Rob Thomas plays one of his many didgeridoos.

By Amelia Tarallo
Hometown Weekly Staff

Rob Thomas, an expert in all things Australian, visited the Sherborn Library on Wednesday July 31. The show was the perfect respite for families struggling to find something to do with their kids during the severe weather of the day. Thomas’ program included a set: a few different collages of images, a giant blowup globe, a stuffed crocodile, and, of course, a collection of didgeridoos.

Thomas began the program by showing off his didgeridoo playing skills. “I want to make sure that you can hear the sound of my didgeridoo,” he told his audience. After a few exaggerated failed attempts, Thomas started playing the instrument.

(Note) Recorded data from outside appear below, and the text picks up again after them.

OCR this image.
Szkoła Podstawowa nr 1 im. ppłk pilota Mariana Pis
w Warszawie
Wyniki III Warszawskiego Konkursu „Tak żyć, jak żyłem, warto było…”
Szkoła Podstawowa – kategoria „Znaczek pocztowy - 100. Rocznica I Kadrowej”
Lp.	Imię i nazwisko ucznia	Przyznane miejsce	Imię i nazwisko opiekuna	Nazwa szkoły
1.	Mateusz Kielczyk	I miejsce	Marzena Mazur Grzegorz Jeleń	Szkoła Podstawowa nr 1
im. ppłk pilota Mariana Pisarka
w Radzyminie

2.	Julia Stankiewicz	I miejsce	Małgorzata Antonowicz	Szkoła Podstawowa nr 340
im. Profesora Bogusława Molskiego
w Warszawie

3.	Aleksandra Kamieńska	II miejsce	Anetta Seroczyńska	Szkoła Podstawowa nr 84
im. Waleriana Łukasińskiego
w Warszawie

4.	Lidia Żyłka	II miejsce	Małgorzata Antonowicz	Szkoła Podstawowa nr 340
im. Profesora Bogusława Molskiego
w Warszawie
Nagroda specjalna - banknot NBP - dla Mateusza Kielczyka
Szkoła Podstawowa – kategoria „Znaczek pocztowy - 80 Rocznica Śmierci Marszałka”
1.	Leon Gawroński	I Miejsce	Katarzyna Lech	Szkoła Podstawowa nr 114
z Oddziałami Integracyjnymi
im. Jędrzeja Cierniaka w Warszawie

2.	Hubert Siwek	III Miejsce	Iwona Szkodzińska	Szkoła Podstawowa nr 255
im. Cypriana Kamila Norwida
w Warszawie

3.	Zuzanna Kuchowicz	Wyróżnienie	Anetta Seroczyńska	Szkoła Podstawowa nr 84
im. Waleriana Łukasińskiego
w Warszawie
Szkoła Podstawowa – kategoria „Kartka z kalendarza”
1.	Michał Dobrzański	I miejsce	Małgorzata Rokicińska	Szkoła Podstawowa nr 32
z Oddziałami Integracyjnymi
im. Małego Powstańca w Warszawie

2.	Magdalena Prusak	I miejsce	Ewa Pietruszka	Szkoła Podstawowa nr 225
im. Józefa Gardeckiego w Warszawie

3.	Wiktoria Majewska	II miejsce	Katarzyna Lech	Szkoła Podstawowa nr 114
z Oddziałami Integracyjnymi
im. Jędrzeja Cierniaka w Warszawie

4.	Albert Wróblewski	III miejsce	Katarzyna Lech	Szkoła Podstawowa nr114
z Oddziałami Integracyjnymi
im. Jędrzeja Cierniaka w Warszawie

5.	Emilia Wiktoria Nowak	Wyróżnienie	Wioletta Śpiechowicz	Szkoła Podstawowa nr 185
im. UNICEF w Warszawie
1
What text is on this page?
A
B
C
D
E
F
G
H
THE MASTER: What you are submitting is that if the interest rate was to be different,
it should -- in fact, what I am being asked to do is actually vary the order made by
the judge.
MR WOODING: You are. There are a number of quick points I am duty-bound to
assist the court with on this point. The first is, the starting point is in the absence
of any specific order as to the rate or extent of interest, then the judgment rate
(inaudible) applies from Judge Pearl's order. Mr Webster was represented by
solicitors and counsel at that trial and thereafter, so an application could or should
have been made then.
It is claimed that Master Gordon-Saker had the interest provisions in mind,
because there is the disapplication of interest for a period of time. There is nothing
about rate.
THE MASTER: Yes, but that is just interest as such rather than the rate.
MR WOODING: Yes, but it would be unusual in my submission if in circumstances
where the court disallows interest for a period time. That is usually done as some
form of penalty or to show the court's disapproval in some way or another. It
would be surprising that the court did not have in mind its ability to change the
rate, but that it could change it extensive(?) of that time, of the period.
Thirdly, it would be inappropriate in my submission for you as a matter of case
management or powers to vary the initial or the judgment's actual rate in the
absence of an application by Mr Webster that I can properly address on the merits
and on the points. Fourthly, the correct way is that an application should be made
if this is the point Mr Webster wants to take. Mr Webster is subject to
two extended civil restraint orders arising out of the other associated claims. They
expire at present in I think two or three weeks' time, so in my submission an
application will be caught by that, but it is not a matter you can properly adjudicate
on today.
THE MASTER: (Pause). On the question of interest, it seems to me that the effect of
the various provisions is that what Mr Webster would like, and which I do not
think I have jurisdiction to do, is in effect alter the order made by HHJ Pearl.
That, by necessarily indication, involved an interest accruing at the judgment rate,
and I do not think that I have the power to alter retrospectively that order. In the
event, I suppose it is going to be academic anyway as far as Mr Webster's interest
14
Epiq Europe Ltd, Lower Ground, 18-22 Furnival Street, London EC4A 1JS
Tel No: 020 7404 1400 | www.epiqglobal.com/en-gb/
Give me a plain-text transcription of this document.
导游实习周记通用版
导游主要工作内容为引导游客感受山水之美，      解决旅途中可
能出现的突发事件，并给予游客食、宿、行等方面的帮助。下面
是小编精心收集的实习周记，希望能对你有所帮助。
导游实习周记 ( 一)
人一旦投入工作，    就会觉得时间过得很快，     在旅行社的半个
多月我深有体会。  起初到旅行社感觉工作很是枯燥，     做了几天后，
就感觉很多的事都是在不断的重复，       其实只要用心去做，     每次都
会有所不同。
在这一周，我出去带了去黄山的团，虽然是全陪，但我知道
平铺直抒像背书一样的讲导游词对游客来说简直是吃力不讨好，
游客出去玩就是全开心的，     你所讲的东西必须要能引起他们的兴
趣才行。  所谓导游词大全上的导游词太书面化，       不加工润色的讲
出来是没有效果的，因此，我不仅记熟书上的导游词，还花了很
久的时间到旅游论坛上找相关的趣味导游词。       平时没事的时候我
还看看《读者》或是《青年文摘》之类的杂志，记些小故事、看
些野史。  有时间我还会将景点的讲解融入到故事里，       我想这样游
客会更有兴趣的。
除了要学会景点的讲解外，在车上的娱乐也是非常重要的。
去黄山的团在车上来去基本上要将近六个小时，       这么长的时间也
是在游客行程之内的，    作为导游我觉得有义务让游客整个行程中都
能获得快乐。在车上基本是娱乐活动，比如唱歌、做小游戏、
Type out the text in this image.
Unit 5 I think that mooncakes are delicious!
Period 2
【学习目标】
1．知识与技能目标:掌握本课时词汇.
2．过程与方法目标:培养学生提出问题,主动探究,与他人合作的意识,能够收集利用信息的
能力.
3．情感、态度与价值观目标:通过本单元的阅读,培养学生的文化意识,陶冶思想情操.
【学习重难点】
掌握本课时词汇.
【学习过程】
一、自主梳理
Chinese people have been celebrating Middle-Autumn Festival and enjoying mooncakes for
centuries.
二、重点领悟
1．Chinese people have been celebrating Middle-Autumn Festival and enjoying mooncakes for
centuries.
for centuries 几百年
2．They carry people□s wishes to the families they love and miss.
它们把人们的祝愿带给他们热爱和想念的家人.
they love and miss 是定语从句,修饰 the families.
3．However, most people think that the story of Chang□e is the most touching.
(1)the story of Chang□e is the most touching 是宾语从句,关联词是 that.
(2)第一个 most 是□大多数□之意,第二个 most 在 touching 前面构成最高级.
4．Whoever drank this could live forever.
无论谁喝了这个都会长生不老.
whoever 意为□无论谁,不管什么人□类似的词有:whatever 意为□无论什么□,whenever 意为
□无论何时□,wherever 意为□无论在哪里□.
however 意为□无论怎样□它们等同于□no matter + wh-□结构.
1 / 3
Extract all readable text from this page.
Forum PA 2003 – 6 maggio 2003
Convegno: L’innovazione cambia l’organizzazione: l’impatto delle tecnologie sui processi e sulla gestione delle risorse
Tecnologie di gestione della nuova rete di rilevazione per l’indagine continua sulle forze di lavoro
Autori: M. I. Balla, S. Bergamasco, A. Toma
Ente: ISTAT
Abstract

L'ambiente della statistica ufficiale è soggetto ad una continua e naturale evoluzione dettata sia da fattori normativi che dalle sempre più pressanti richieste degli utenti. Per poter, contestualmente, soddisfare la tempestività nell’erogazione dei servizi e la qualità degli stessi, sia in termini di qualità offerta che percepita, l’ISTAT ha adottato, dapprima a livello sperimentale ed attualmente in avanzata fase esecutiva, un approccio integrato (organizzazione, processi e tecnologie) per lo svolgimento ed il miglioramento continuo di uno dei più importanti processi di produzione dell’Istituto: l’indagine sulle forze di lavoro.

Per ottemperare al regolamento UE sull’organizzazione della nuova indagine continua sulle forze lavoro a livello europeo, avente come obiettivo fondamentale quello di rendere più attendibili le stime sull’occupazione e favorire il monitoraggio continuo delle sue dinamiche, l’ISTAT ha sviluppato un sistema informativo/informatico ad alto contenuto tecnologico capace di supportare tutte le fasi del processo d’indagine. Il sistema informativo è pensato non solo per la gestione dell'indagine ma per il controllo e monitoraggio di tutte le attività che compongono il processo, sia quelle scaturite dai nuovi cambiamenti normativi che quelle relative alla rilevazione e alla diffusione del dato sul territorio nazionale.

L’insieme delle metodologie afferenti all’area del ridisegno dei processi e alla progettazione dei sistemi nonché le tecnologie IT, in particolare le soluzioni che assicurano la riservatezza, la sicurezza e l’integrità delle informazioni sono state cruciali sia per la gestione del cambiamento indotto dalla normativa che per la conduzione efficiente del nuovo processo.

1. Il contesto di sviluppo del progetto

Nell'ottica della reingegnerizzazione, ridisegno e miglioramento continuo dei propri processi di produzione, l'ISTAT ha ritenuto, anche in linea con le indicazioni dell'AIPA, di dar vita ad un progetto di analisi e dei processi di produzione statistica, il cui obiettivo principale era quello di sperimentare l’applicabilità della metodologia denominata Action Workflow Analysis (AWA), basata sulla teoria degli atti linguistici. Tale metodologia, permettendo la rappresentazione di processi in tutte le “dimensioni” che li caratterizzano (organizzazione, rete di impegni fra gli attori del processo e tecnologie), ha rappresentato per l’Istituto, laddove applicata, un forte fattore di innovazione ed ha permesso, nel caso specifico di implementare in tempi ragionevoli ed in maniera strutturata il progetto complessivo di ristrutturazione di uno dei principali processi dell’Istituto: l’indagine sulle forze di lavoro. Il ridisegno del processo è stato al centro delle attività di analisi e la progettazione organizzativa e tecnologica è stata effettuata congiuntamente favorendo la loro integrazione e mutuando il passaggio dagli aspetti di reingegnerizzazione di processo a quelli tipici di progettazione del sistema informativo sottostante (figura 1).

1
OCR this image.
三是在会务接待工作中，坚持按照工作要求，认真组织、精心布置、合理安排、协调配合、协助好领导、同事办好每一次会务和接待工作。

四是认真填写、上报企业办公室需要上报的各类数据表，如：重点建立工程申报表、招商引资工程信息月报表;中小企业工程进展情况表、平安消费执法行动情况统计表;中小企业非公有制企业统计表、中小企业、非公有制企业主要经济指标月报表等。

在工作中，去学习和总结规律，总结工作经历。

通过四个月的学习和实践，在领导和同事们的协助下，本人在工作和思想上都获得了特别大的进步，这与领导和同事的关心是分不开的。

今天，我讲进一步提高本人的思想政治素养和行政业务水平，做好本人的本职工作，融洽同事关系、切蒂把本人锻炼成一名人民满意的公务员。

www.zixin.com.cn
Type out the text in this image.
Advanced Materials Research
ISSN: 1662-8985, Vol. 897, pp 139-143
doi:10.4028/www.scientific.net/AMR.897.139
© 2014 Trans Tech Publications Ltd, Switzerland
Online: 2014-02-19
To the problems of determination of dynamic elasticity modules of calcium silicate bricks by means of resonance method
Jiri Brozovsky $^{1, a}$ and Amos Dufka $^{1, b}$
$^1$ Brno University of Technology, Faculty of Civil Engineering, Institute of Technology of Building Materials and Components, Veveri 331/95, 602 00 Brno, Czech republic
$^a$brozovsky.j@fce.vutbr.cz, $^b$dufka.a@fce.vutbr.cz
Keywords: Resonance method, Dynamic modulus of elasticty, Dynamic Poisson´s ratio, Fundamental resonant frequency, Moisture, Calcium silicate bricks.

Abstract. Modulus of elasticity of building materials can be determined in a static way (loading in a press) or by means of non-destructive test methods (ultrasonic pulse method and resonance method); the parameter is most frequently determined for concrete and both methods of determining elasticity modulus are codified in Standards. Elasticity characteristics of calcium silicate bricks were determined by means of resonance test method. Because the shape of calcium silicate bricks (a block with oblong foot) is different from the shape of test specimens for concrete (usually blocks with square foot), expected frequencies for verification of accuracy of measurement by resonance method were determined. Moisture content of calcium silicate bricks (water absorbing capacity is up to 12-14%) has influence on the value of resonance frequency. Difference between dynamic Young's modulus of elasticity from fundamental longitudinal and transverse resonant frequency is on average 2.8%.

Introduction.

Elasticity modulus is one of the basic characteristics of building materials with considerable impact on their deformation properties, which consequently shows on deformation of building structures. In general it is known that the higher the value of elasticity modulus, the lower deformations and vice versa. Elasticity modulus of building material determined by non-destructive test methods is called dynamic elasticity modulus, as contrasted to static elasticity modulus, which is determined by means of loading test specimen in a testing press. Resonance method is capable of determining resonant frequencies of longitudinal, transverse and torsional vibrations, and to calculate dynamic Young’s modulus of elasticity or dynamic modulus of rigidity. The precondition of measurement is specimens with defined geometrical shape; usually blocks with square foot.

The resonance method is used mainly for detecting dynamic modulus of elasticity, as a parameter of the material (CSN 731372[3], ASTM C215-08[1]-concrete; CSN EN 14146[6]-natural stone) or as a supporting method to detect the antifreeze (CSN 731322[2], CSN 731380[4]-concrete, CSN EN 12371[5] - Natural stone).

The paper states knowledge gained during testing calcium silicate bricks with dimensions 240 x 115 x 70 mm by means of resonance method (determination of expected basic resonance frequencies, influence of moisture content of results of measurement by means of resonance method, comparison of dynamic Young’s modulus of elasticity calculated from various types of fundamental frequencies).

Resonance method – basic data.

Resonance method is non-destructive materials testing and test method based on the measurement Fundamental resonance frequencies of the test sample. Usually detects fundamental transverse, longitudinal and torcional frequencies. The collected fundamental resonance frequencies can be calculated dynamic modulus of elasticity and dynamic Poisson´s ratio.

Soon, Thomas accompanied the sound of the didgeridoo by banging on the instrument with some tools and later, by swinging a bullroarer through the air to make a sound resembling a plane propeller right before takeoff. At one point, Thomas asked his audience to recite a tongue twister. “Can you guys say ‘didgeridoo down under’ three times fast?” he asked before his audience launched into a series of attempts, as well as giggles.

Thomas then moved onto describing how a didgeridoo is made. Termites hollow out the trunk of a tree. The person looking for the perfect tree trunk will then bang on it to see if it’s hollow. If it is, they will cut down the tree and shake it out to remove all of the termites. Part of what makes it so interesting is that the didgeridoo is a naturally created instrument, dependent upon the elements of the outdoors. Without termites, the instrument would never have ever existed.

Rob Thomas explains how didgeridoos are made.

Rob Thomas explains how didgeridoos are made.

With a duffel bag filled with a litany of stuffed animals, Thomas began showing the audience some examples of common Australian wildlife. He began with perhaps the most well-known, the kangaroo. Then, he moved onto to describing the qualities of wombats and Tasmanian devils. “Good day, Sasquatch,” he said to a plush ringtail possum. Thomas shocked his audience - and precipitated more than a few screams - by throwing a stuffed snake into its midst. A Tasmanian tiger served as a sad exemplar of how extinctions are occurring right in front of our eyes. Thomas also threw a stuffed sloth at the globe, only for it to bounce back and land right back in his hand.

The famous platypus, meanwhile, became an example of how being different isn’t a bad thing. “Be as different as you want to be. And if you need inspiration then look no further than the platypus,” said Thomas. As one of the only three monotremes (egg-laying mammals), the platypus is as different as one can be.

Though the program was centered around Australia, Thomas made sure to teach his audience about the importance of acceptance and respect of other cultures, treating the environment better than previous generations, and - of course - the best noises a didgeridoo can make.